Gutierrez-Gonzalez Luis Arturo, Gudiño Marco Antonio Rivera, Ceija Ibell Oropeza, Leonet Marialina Marin, Noguera Zair Tovar
Hospital Universitario de Caracas, HUC-UCV, Venezuela.
Open Rheumatol J. 2013 Oct 18;7:81-6. doi: 10.2174/1874312920130913004. eCollection 2013.
Our aim was to compare an AntiCD20 therapy (rituximab) for rheumatoid arthritis in two patient populations (Group 1), anti-TNFα naïve patients and inadequate responders to Anti-TNFα therapy (Group 2).

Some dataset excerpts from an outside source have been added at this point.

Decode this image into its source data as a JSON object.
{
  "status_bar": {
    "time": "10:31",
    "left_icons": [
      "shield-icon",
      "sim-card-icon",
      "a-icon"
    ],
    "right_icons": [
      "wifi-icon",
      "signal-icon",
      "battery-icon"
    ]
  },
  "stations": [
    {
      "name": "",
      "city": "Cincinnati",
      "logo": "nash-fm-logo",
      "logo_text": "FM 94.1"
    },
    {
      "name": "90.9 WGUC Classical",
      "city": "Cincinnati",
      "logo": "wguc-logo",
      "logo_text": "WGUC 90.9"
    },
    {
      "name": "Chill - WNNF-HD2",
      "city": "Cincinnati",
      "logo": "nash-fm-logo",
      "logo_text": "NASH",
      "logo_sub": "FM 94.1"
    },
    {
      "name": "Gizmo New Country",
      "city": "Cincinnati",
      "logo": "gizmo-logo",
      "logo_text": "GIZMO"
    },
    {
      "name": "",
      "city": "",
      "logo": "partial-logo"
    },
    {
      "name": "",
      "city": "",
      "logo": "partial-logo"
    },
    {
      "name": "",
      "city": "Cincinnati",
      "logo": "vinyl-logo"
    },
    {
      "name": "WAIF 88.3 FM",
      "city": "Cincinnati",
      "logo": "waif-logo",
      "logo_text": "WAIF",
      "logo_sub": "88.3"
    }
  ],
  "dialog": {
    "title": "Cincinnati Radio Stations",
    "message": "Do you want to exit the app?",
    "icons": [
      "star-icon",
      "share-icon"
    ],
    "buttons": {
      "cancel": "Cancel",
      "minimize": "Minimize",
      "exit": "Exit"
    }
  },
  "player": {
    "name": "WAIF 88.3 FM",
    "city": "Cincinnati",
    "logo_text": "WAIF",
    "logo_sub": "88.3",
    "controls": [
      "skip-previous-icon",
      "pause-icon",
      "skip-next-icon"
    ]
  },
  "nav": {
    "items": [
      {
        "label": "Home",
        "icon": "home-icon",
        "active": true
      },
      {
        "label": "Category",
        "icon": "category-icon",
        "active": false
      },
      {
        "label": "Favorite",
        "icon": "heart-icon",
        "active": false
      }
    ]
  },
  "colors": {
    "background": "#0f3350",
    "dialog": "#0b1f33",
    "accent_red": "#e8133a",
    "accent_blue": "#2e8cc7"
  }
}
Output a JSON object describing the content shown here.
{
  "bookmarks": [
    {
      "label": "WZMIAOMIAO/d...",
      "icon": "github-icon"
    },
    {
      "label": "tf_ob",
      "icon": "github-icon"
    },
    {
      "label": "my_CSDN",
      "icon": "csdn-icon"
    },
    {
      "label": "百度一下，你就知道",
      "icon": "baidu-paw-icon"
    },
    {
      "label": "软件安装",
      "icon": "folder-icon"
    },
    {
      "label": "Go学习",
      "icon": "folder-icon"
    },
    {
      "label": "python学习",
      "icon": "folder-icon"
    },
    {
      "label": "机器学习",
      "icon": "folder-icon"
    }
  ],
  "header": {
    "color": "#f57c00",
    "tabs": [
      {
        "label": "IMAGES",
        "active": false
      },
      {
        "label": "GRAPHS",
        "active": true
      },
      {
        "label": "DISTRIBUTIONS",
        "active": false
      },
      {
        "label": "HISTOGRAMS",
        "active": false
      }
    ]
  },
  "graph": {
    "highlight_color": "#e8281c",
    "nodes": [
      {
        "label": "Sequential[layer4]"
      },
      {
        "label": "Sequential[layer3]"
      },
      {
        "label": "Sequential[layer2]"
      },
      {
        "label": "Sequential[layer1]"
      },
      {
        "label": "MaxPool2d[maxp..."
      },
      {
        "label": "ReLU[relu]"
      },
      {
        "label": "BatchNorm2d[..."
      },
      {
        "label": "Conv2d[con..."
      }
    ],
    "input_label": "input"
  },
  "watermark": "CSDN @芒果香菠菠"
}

We analyzed the efficacy of the drug Rituximab (RTX) in RA patients who failed methotrexate (MTX) or had a relative or absolute contraindication to receive anti-TNFα therapy.
25 patients were identified according to the above criteria and followed up for a mean period of 6 months. Thirteen patients were biologic naïve and twelve patients had already failed anti-TNFα therapy. Group 1 used 2> DMARDs (32% vs 20%, p<0.005), group 2 had more years of disease progression (5±1.89 v s4.10±3.92, p<0.001). The remission as measured by the DAS28 reached faster in group 1 (1.25±0.12 vs 2.15±1.64, p<0,001). Severe infections especially by herpes viruses were more frequent in group 2.
Comparing clinical improvement in both groups the decrease of acute phase reactants and the clinical remission measured by DAS28 was reached in both groups, however it was reached more belatedly in group 2 (at 6 months), this is due to the fact that they have more years of the disease evolution and a higher HAQ.
我们的目的是比较抗CD20疗法(利妥昔单抗)在两类患者群体(第1组)中治疗类风湿性关节炎的效果,这两类群体分别是:未使用过抗TNFα疗法的患者以及对抗TNFα疗法反应不足的患者(第2组)。
我们分析了利妥昔单抗(RTX)在对甲氨蝶呤(MTX)治疗无效或有相对或绝对禁忌证而不能接受抗TNFα治疗的类风湿性关节炎患者中的疗效。
根据上述标准确定了25例患者,并进行了平均为期6个月的随访。13例患者未使用过生物制剂,12例患者对抗TNFα疗法已经无效。第1组使用超过2种改善病情抗风湿药的患者更多(32%对20%,p<0.005),第2组疾病进展的年数更多(5±1.89对4.10±3.92,p<0.001)。通过DAS28测量的缓解情况在第1组中达到得更快(1.25±0.12对2.15±1.64,p<0.001)。严重感染尤其是疱疹病毒感染在第2组中更常见。
比较两组的临床改善情况,两组均实现了急性期反应物的降低以及通过DAS28测量的临床缓解,然而第2组(在6个月时)实现得更晚,这是因为他们的疾病进展年数更多且健康评估问卷(HAQ)更高。